If MySQL on Node 1 fails, its effective priority drops (e.g., to 80). Node 2’s priority (90) then exceeds Node 1’s, so Node 2 becomes MASTER. When MySQL recovers, Node 1’s priority returns to 100 but does not pre‑empt because nopreempt is set.

Node priority transition diagram
Node priority transition diagram

Load‑Balancing Mechanism

IPVS Forwarding

Keepalived runs a user‑space LVS router process. The MASTER node (active router) creates the VIP and populates the IPVS table with real‑server entries and health checks. BACKUP nodes remain standby.

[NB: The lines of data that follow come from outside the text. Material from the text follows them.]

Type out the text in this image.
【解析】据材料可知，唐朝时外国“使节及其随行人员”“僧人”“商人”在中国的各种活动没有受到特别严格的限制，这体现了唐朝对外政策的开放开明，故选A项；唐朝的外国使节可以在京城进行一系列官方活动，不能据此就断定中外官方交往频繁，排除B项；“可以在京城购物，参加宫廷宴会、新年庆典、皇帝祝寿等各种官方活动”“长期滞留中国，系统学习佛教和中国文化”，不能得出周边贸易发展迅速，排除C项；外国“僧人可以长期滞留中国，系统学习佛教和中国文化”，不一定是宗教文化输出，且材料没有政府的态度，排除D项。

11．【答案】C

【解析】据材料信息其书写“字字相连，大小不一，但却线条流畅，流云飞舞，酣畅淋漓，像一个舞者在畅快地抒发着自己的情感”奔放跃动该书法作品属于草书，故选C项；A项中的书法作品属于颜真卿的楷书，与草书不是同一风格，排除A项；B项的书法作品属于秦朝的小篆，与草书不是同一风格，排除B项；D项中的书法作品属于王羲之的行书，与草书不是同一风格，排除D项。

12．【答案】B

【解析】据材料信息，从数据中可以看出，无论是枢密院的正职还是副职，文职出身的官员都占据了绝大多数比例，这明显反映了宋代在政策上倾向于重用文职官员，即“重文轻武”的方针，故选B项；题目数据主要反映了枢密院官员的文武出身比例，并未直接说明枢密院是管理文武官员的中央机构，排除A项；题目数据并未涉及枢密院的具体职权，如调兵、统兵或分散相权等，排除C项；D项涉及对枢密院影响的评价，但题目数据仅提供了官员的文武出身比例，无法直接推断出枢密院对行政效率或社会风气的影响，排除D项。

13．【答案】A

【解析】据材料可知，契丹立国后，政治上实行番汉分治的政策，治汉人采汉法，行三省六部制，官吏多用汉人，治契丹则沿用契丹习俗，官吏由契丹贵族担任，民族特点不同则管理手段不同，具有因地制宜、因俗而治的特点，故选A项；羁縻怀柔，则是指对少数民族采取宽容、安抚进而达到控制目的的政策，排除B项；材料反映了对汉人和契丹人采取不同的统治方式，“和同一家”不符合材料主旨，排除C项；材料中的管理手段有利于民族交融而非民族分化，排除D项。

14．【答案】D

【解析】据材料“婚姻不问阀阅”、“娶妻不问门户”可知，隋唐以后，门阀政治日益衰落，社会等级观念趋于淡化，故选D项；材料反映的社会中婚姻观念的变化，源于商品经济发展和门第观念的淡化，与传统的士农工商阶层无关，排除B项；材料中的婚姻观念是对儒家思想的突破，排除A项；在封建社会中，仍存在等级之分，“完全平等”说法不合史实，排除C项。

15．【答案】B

virtual_server 192.168.56.88 80 {
    delay_loop 6
    lb_algo rr            # round‑robin
    lb_kind NAT
    protocol tcp
    real_server 192.168.56.11 80 {
        TCP_CHECK { connect timeout 10 }
    }
    real_server 192.168.56.12 80 {
        TCP_CHECK { connect timeout 10 }
    }
    real_server 192.168.56.13 80 {
        TCP_CHECK { connect timeout 10 }
    }
}
IPVS forwarding diagram
IPVS forwarding diagram

Supported Scheduling Algorithms

rr – Round‑Robin

wrr – Weighted Round‑Robin

lc – Least‑Connection

wlc – Weighted Least‑Connection

sh – Destination‑address hash

dh – Source‑address hash

Conclusion

Keepalived combines the IPVS kernel module, VRRP, and flexible configuration blocks ( vrrp_instance, vrrp_script, virtual_server) to provide high‑availability, high‑performance load balancing. Master election is governed by state, priority, nopreempt, and dynamic weight adjustments, while the IPVS table implements the actual traffic distribution. Understanding these mechanisms enables engineers to design robust HA clusters and apply the same principles to other HA or load‑balancing solutions.